Serving as the link between the steering column and the steering box, the steering shaft transfers motion from the steering wheel onto the steering system. It's designed to withstand constant movement and rotation for a long time. But eventually, it will show signs of wear and tear. A shaft that's worn out because of constant movement can make the steering wheel slack, jiggle, or .wander off., making a busted shaft a driving hazard. So before a broken shaft cause more serious steering problems, fix or replace it as soon as you can. If the shaft needs lubrication or has to be replaced, here's a step-by-step guide on how to remove it from your vehicle:

Tools needed:

  • Socket and ratchet
  • Wrench

Step 1: Locate the steering shaft.

Open the hood and locate the shaft. This is usually located between the steering column and the steering box, which are found at the engine bay's driver side. Check with your vehicle manual if you're having problems figuring out where exactly is the shaft located.

Step 2: Disconnect the steering shaft from the steering column.

Using a socket and ratchet, unbolt the shaft from the column. To remove it from the assembly, push the shaft towards the steering box and pull it up until it disconnects from the steering column.

Step 3: Disconnect it from the steering box.

Using an open-end wrench, unbolt the shaft from the steering box.
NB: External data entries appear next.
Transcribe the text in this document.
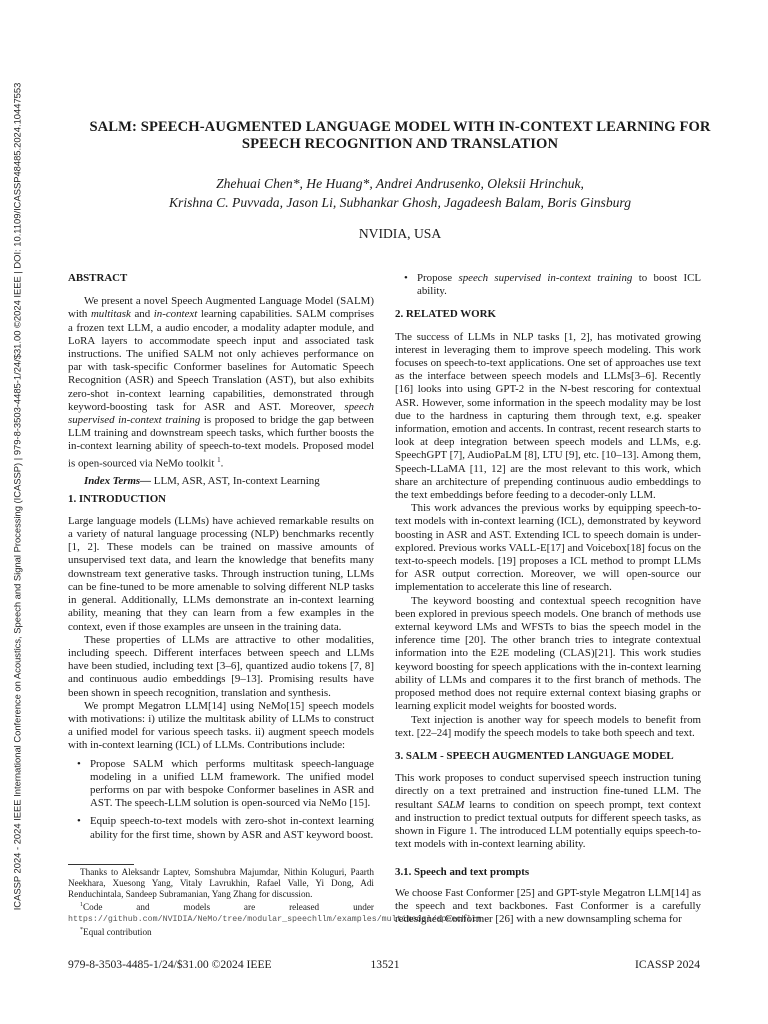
ICASSP 2024 - 2024 IEEE International Conference on Acoustics, Speech and Signal Processing (ICASSP) | 979-8-3503-4485-1/24/$31.00 ©2024 IEEE | DOI: 10.1109/ICASSP48485.2024.10447553	SALM: SPEECH-AUGMENTED LANGUAGE MODEL WITH IN-CONTEXT LEARNING FOR
SPEECH RECOGNITION AND TRANSLATION
Zhehuai Chen*, He Huang*, Andrei Andrusenko, Oleksii Hrinchuk,
Krishna C. Puvvada, Jason Li, Subhankar Ghosh, Jagadeesh Balam, Boris Ginsburg
NVIDIA, USA

ABSTRACT

We present a novel Speech Augmented Language Model (SALM) with multitask and in-context learning capabilities. SALM comprises a frozen text LLM, a audio encoder, a modality adapter module, and LoRA layers to accommodate speech input and associated task instructions. The unified SALM not only achieves performance on par with task-specific Conformer baselines for Automatic Speech Recognition (ASR) and Speech Translation (AST), but also exhibits zero-shot in-context learning capabilities, demonstrated through keyword-boosting task for ASR and AST. Moreover, speech supervised in-context training is proposed to bridge the gap between LLM training and downstream speech tasks, which further boosts the in-context learning ability of speech-to-text models. Proposed model is open-sourced via NeMo toolkit $^1$.

Index Terms— LLM, ASR, AST, In-context Learning

1. INTRODUCTION

Large language models (LLMs) have achieved remarkable results on a variety of natural language processing (NLP) benchmarks recently [1, 2]. These models can be trained on massive amounts of unsupervised text data, and learn the knowledge that benefits many downstream text generative tasks. Through instruction tuning, LLMs can be fine-tuned to be more amenable to solving different NLP tasks in general. Additionally, LLMs demonstrate an in-context learning ability, meaning that they can learn from a few examples in the context, even if those examples are unseen in the training data.

These properties of LLMs are attractive to other modalities, including speech. Different interfaces between speech and LLMs have been studied, including text [3–6], quantized audio tokens [7, 8] and continuous audio embeddings [9–13]. Promising results have been shown in speech recognition, translation and synthesis.

We prompt Megatron LLM[14] using NeMo[15] speech models with motivations: i) utilize the multitask ability of LLMs to construct a unified model for various speech tasks. ii) augment speech models with in-context learning (ICL) of LLMs. Contributions include:

• Propose SALM which performs multitask speech-language modeling in a unified LLM framework. The unified model performs on par with bespoke Conformer baselines in ASR and AST. The speech-LLM solution is open-sourced via NeMo [15].
• Equip speech-to-text models with zero-shot in-context learning ability for the first time, shown by ASR and AST keyword boost.

Thanks to Aleksandr Laptev, Somshubra Majumdar, Nithin Koluguri, Paarth Neekhara, Xuesong Yang, Vitaly Lavrukhin, Rafael Valle, Yi Dong, Adi Renduchintala, Sandeep Subramanian, Yang Zhang for discussion.

$^1$Code and models are released under https://github.com/NVIDIA/NeMo/tree/modular_speechllm/examples/multimodal/speechllm

*Equal contribution

• Propose speech supervised in-context training to boost ICL ability.

2. RELATED WORK

The success of LLMs in NLP tasks [1, 2], has motivated growing interest in leveraging them to improve speech modeling. This work focuses on speech-to-text applications. One set of approaches use text as the interface between speech models and LLMs[3–6]. Recently [16] looks into using GPT-2 in the N-best rescoring for contextual ASR. However, some information in the speech modality may be lost due to the hardness in capturing them through text, e.g. speaker information, emotion and accents. In contrast, recent research starts to look at deep integration between speech models and LLMs, e.g. SpeechGPT [7], AudioPaLM [8], LTU [9], etc. [10–13]. Among them, Speech-LLaMA [11, 12] are the most relevant to this work, which share an architecture of prepending continuous audio embeddings to the text embeddings before feeding to a decoder-only LLM.

This work advances the previous works by equipping speech-to-text models with in-context learning (ICL), demonstrated by keyword boosting in ASR and AST. Extending ICL to speech domain is under-explored. Previous works VALL-E[17] and Voicebox[18] focus on the text-to-speech models. [19] proposes a ICL method to prompt LLMs for ASR output correction. Moreover, we will open-source our implementation to accelerate this line of research.

The keyword boosting and contextual speech recognition have been explored in previous speech models. One branch of methods use external keyword LMs and WFSTs to bias the speech model in the inference time [20]. The other branch tries to integrate contextual information into the E2E modeling (CLAS)[21]. This work studies keyword boosting for speech applications with the in-context learning ability of LLMs and compares it to the first branch of methods. The proposed method does not require external context biasing graphs or learning explicit model weights for boosted words.

Text injection is another way for speech models to benefit from text. [22–24] modify the speech models to take both speech and text.

3. SALM - SPEECH AUGMENTED LANGUAGE MODEL

This work proposes to conduct supervised speech instruction tuning directly on a text pretrained and instruction fine-tuned LLM. The resultant SALM learns to condition on speech prompt, text context and instruction to predict textual outputs for different speech tasks, as shown in Figure 1. The introduced LLM potentially equips speech-to-text models with in-context learning ability.

3.1. Speech and text prompts

We choose Fast Conformer [25] and GPT-style Megatron LLM[14] as the speech and text backbones. Fast Conformer is a carefully redesigned Conformer [26] with a new downsampling schema for

979-8-3503-4485-1/24/$31.00 ©2024 IEEE	13521	ICASSP 2024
Once the bolt is loosened and removed, you can now pull the shaft off of the engine bay.

Step 4: Lubricate the shaft (if necessary).

If your problem is a poorly lubricated shaft, inject some grease into it. Make sure to follow the manufacturer's instructions on how much grease to use. If replacing the shaft is the only solution, skip to the next step.

Step 5: Install the lubricated or new steering shaft.

Installation is basically the reverse of removal. To attach the lubricated or new shaft, simply bolt it back in place, making sure that each end is securely linked back to the steering box and steering column.

Tips to keep in mind:

  • A good technique when troubleshooting a problematic shaft is to jack up your ride, let a buddy sit inside the car and turn the steering wheel while you're under the vehicle. Carefully look for unusual shaft movement, which could be a sign of a worn-out shaft.
  • Depending on your car make and model, you might need to remove additional parts in order to access the shaft. These can include the wiring under the dash since you might have to remove the steering wheel first, an auxiliary heater, and universal joints and clamps. Check your vehicle manual to check which parts you have to remove first.
  • Now's the perfect time to inspect other parts of the steering assembly for signs of damage or wear and tear. If other parts are showing signs of old age, fix or replace them immediately. A newly installed steering shaft will wear out faster if its connecting parts are malfunctioning.